Checking current status

openclaw update status
Shows the active channel (with the source that decided it: config, git tag, git branch, installed version, or default), install kind (git or package), current version, and update availability.

Tagging best practices

  • Tag releases you want git checkouts to land on: vYYYY.M.PATCH for stable, vYYYY.M.PATCH-beta.N for beta.

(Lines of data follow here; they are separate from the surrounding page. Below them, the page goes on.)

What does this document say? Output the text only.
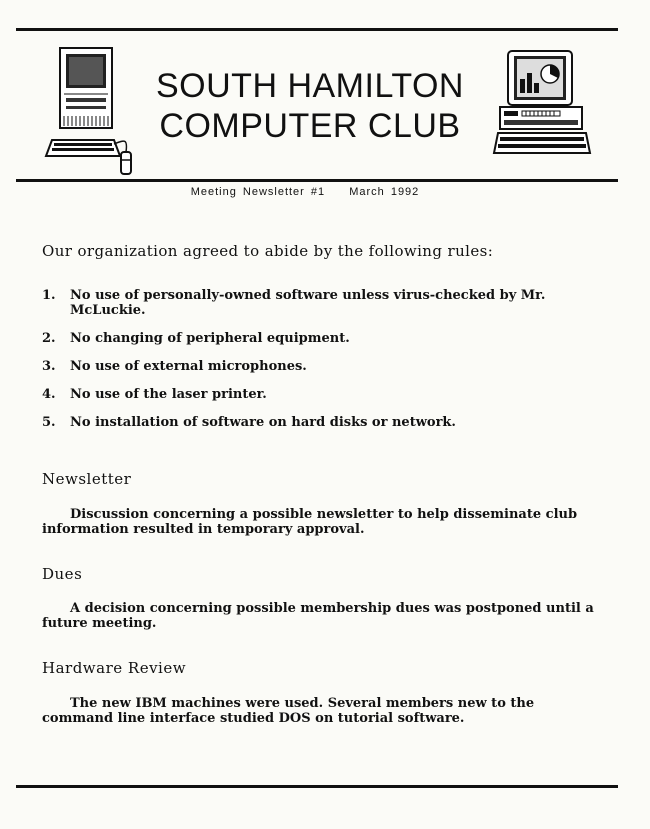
SOUTH HAMILTON
COMPUTER CLUB
Meeting Newsletter #1 March 1992
Our organization agreed to abide by the following rules:
1.	No use of personally-owned software unless virus-checked by Mr. McLuckie.
2.	No changing of peripheral equipment.
3.	No use of external microphones.
4.	No use of the laser printer.
5.	No installation of software on hard disks or network.
Newsletter
Discussion concerning a possible newsletter to help disseminate club information resulted in temporary approval.
Dues
A decision concerning possible membership dues was postponed until a future meeting.
Hardware Review
The new IBM machines were used. Several members new to the command line interface studied DOS on tutorial software.
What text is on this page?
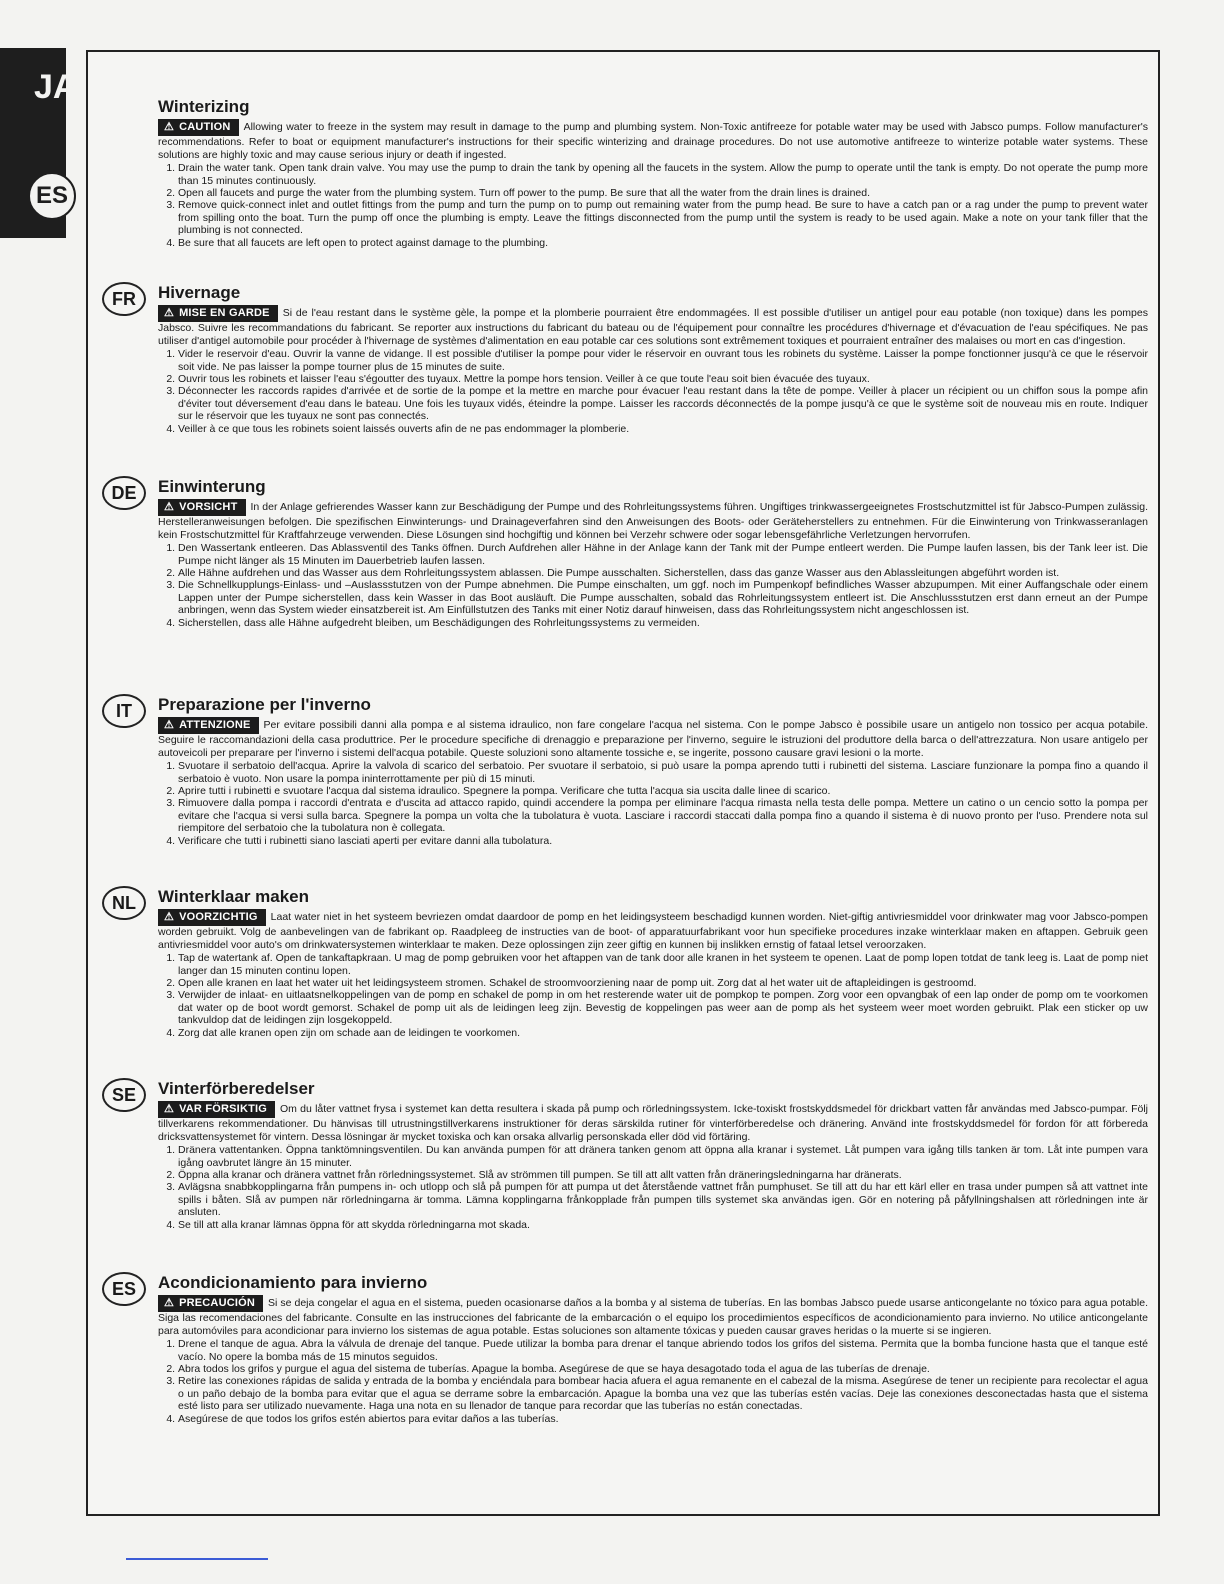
JA
ES
Winterizing
⚠ CAUTION Allowing water to freeze in the system may result in damage to the pump and plumbing system. Non-Toxic antifreeze for potable water may be used with Jabsco pumps. Follow manufacturer's recommendations. Refer to boat or equipment manufacturer's instructions for their specific winterizing and drainage procedures. Do not use automotive antifreeze to winterize potable water systems. These solutions are highly toxic and may cause serious injury or death if ingested.
1. Drain the water tank. Open tank drain valve. You may use the pump to drain the tank by opening all the faucets in the system. Allow the pump to operate until the tank is empty. Do not operate the pump more than 15 minutes continuously.
2. Open all faucets and purge the water from the plumbing system. Turn off power to the pump. Be sure that all the water from the drain lines is drained.
3. Remove quick-connect inlet and outlet fittings from the pump and turn the pump on to pump out remaining water from the pump head. Be sure to have a catch pan or a rag under the pump to prevent water from spilling onto the boat. Turn the pump off once the plumbing is empty. Leave the fittings disconnected from the pump until the system is ready to be used again. Make a note on your tank filler that the plumbing is not connected.
4. Be sure that all faucets are left open to protect against damage to the plumbing.
FR	Hivernage
⚠ MISE EN GARDE Si de l'eau restant dans le système gèle, la pompe et la plomberie pourraient être endommagées. Il est possible d'utiliser un antigel pour eau potable (non toxique) dans les pompes Jabsco. Suivre les recommandations du fabricant. Se reporter aux instructions du fabricant du bateau ou de l'équipement pour connaître les procédures d'hivernage et d'évacuation de l'eau spécifiques. Ne pas utiliser d'antigel automobile pour procéder à l'hivernage de systèmes d'alimentation en eau potable car ces solutions sont extrêmement toxiques et pourraient entraîner des malaises ou mort en cas d'ingestion.
1. Vider le reservoir d'eau. Ouvrir la vanne de vidange. Il est possible d'utiliser la pompe pour vider le réservoir en ouvrant tous les robinets du système. Laisser la pompe fonctionner jusqu'à ce que le réservoir soit vide. Ne pas laisser la pompe tourner plus de 15 minutes de suite.
2. Ouvrir tous les robinets et laisser l'eau s'égoutter des tuyaux. Mettre la pompe hors tension. Veiller à ce que toute l'eau soit bien évacuée des tuyaux.
3. Déconnecter les raccords rapides d'arrivée et de sortie de la pompe et la mettre en marche pour évacuer l'eau restant dans la tête de pompe. Veiller à placer un récipient ou un chiffon sous la pompe afin d'éviter tout déversement d'eau dans le bateau. Une fois les tuyaux vidés, éteindre la pompe. Laisser les raccords déconnectés de la pompe jusqu'à ce que le système soit de nouveau mis en route. Indiquer sur le réservoir que les tuyaux ne sont pas connectés.
4. Veiller à ce que tous les robinets soient laissés ouverts afin de ne pas endommager la plomberie.
DE	Einwinterung
⚠ VORSICHT In der Anlage gefrierendes Wasser kann zur Beschädigung der Pumpe und des Rohrleitungssystems führen. Ungiftiges trinkwassergeeignetes Frostschutzmittel ist für Jabsco-Pumpen zulässig. Herstelleranweisungen befolgen. Die spezifischen Einwinterungs- und Drainageverfahren sind den Anweisungen des Boots- oder Geräteherstellers zu entnehmen. Für die Einwinterung von Trinkwasseranlagen kein Frostschutzmittel für Kraftfahrzeuge verwenden. Diese Lösungen sind hochgiftig und können bei Verzehr schwere oder sogar lebensgefährliche Verletzungen hervorrufen.
1. Den Wassertank entleeren. Das Ablassventil des Tanks öffnen. Durch Aufdrehen aller Hähne in der Anlage kann der Tank mit der Pumpe entleert werden. Die Pumpe laufen lassen, bis der Tank leer ist. Die Pumpe nicht länger als 15 Minuten im Dauerbetrieb laufen lassen.
2. Alle Hähne aufdrehen und das Wasser aus dem Rohrleitungssystem ablassen. Die Pumpe ausschalten. Sicherstellen, dass das ganze Wasser aus den Ablassleitungen abgeführt worden ist.
3. Die Schnellkupplungs-Einlass- und –Auslassstutzen von der Pumpe abnehmen. Die Pumpe einschalten, um ggf. noch im Pumpenkopf befindliches Wasser abzupumpen. Mit einer Auffangschale oder einem Lappen unter der Pumpe sicherstellen, dass kein Wasser in das Boot ausläuft. Die Pumpe ausschalten, sobald das Rohrleitungssystem entleert ist. Die Anschlussstutzen erst dann erneut an der Pumpe anbringen, wenn das System wieder einsatzbereit ist. Am Einfüllstutzen des Tanks mit einer Notiz darauf hinweisen, dass das Rohrleitungssystem nicht angeschlossen ist.
4. Sicherstellen, dass alle Hähne aufgedreht bleiben, um Beschädigungen des Rohrleitungssystems zu vermeiden.
IT	Preparazione per l'inverno
⚠ ATTENZIONE Per evitare possibili danni alla pompa e al sistema idraulico, non fare congelare l'acqua nel sistema. Con le pompe Jabsco è possibile usare un antigelo non tossico per acqua potabile. Seguire le raccomandazioni della casa produttrice. Per le procedure specifiche di drenaggio e preparazione per l'inverno, seguire le istruzioni del produttore della barca o dell'attrezzatura. Non usare antigelo per autoveicoli per preparare per l'inverno i sistemi dell'acqua potabile. Queste soluzioni sono altamente tossiche e, se ingerite, possono causare gravi lesioni o la morte.
1. Svuotare il serbatoio dell'acqua. Aprire la valvola di scarico del serbatoio. Per svuotare il serbatoio, si può usare la pompa aprendo tutti i rubinetti del sistema. Lasciare funzionare la pompa fino a quando il serbatoio è vuoto. Non usare la pompa ininterrottamente per più di 15 minuti.
2. Aprire tutti i rubinetti e svuotare l'acqua dal sistema idraulico. Spegnere la pompa. Verificare che tutta l'acqua sia uscita dalle linee di scarico.
3. Rimuovere dalla pompa i raccordi d'entrata e d'uscita ad attacco rapido, quindi accendere la pompa per eliminare l'acqua rimasta nella testa delle pompa. Mettere un catino o un cencio sotto la pompa per evitare che l'acqua si versi sulla barca. Spegnere la pompa un volta che la tubolatura è vuota. Lasciare i raccordi staccati dalla pompa fino a quando il sistema è di nuovo pronto per l'uso. Prendere nota sul riempitore del serbatoio che la tubolatura non è collegata.
4. Verificare che tutti i rubinetti siano lasciati aperti per evitare danni alla tubolatura.
NL	Winterklaar maken
⚠ VOORZICHTIG Laat water niet in het systeem bevriezen omdat daardoor de pomp en het leidingsysteem beschadigd kunnen worden. Niet-giftig antivriesmiddel voor drinkwater mag voor Jabsco-pompen worden gebruikt. Volg de aanbevelingen van de fabrikant op. Raadpleeg de instructies van de boot- of apparatuurfabrikant voor hun specifieke procedures inzake winterklaar maken en aftappen. Gebruik geen antivriesmiddel voor auto's om drinkwatersystemen winterklaar te maken. Deze oplossingen zijn zeer giftig en kunnen bij inslikken ernstig of fataal letsel veroorzaken.
1. Tap de watertank af. Open de tankaftapkraan. U mag de pomp gebruiken voor het aftappen van de tank door alle kranen in het systeem te openen. Laat de pomp lopen totdat de tank leeg is. Laat de pomp niet langer dan 15 minuten continu lopen.
2. Open alle kranen en laat het water uit het leidingsysteem stromen. Schakel de stroomvoorziening naar de pomp uit. Zorg dat al het water uit de aftapleidingen is gestroomd.
3. Verwijder de inlaat- en uitlaatsnelkoppelingen van de pomp en schakel de pomp in om het resterende water uit de pompkop te pompen. Zorg voor een opvangbak of een lap onder de pomp om te voorkomen dat water op de boot wordt gemorst. Schakel de pomp uit als de leidingen leeg zijn. Bevestig de koppelingen pas weer aan de pomp als het systeem weer moet worden gebruikt. Plak een sticker op uw tankvuldop dat de leidingen zijn losgekoppeld.
4. Zorg dat alle kranen open zijn om schade aan de leidingen te voorkomen.
SE	Vinterförberedelser
⚠ VAR FÖRSIKTIG Om du låter vattnet frysa i systemet kan detta resultera i skada på pump och rörledningssystem. Icke-toxiskt frostskyddsmedel för drickbart vatten får användas med Jabsco-pumpar. Följ tillverkarens rekommendationer. Du hänvisas till utrustningstillverkarens instruktioner för deras särskilda rutiner för vinterförberedelse och dränering. Använd inte frostskyddsmedel för fordon för att förbereda dricksvattensystemet för vintern. Dessa lösningar är mycket toxiska och kan orsaka allvarlig personskada eller död vid förtäring.
1. Dränera vattentanken. Öppna tanktömningsventilen. Du kan använda pumpen för att dränera tanken genom att öppna alla kranar i systemet. Låt pumpen vara igång tills tanken är tom. Låt inte pumpen vara igång oavbrutet längre än 15 minuter.
2. Öppna alla kranar och dränera vattnet från rörledningssystemet. Slå av strömmen till pumpen. Se till att allt vatten från dräneringsledningarna har dränerats.
3. Avlägsna snabbkopplingarna från pumpens in- och utlopp och slå på pumpen för att pumpa ut det återstående vattnet från pumphuset. Se till att du har ett kärl eller en trasa under pumpen så att vattnet inte spills i båten. Slå av pumpen när rörledningarna är tomma. Lämna kopplingarna frånkopplade från pumpen tills systemet ska användas igen. Gör en notering på påfyllningshalsen att rörledningen inte är ansluten.
4. Se till att alla kranar lämnas öppna för att skydda rörledningarna mot skada.
ES	Acondicionamiento para invierno
⚠ PRECAUCIÓN Si se deja congelar el agua en el sistema, pueden ocasionarse daños a la bomba y al sistema de tuberías. En las bombas Jabsco puede usarse anticongelante no tóxico para agua potable. Siga las recomendaciones del fabricante. Consulte en las instrucciones del fabricante de la embarcación o el equipo los procedimientos específicos de acondicionamiento para invierno. No utilice anticongelante para automóviles para acondicionar para invierno los sistemas de agua potable. Estas soluciones son altamente tóxicas y pueden causar graves heridas o la muerte si se ingieren.
1. Drene el tanque de agua. Abra la válvula de drenaje del tanque. Puede utilizar la bomba para drenar el tanque abriendo todos los grifos del sistema. Permita que la bomba funcione hasta que el tanque esté vacío. No opere la bomba más de 15 minutos seguidos.
2. Abra todos los grifos y purgue el agua del sistema de tuberías. Apague la bomba. Asegúrese de que se haya desagotado toda el agua de las tuberías de drenaje.
3. Retire las conexiones rápidas de salida y entrada de la bomba y enciéndala para bombear hacia afuera el agua remanente en el cabezal de la misma. Asegúrese de tener un recipiente para recolectar el agua o un paño debajo de la bomba para evitar que el agua se derrame sobre la embarcación. Apague la bomba una vez que las tuberías estén vacías. Deje las conexiones desconectadas hasta que el sistema esté listo para ser utilizado nuevamente. Haga una nota en su llenador de tanque para recordar que las tuberías no están conectadas.
4. Asegúrese de que todos los grifos estén abiertos para evitar daños a las tuberías.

Named prerelease suffixes such as -alpha.N, -rc.N, and -next.N are not stable or beta targets.
  • Legacy numeric stable tags such as vYYYY.M.PATCH-1 and v1.0.1-1 are still recognized as stable git tags for compatibility.
  • vYYYY.M.PATCH.beta.N (dot-separated) is also recognized for compatibility; prefer -beta.N.
  • Keep tags immutable: never move or reuse a tag.
  • npm dist-tags remain the source of truth for npm installs:
    • latest -> stable
    • extended-stable -> trailing supported-month package release
    • beta -> candidate build or beta-first stable build
    • dev -> main snapshot (optional)

macOS app availability

Beta and dev builds may not include a macOS app release. That is fine:
  • The git tag and npm dist-tag can still publish on their own.
  • Call out “no macOS build for this beta” in release notes or changelog.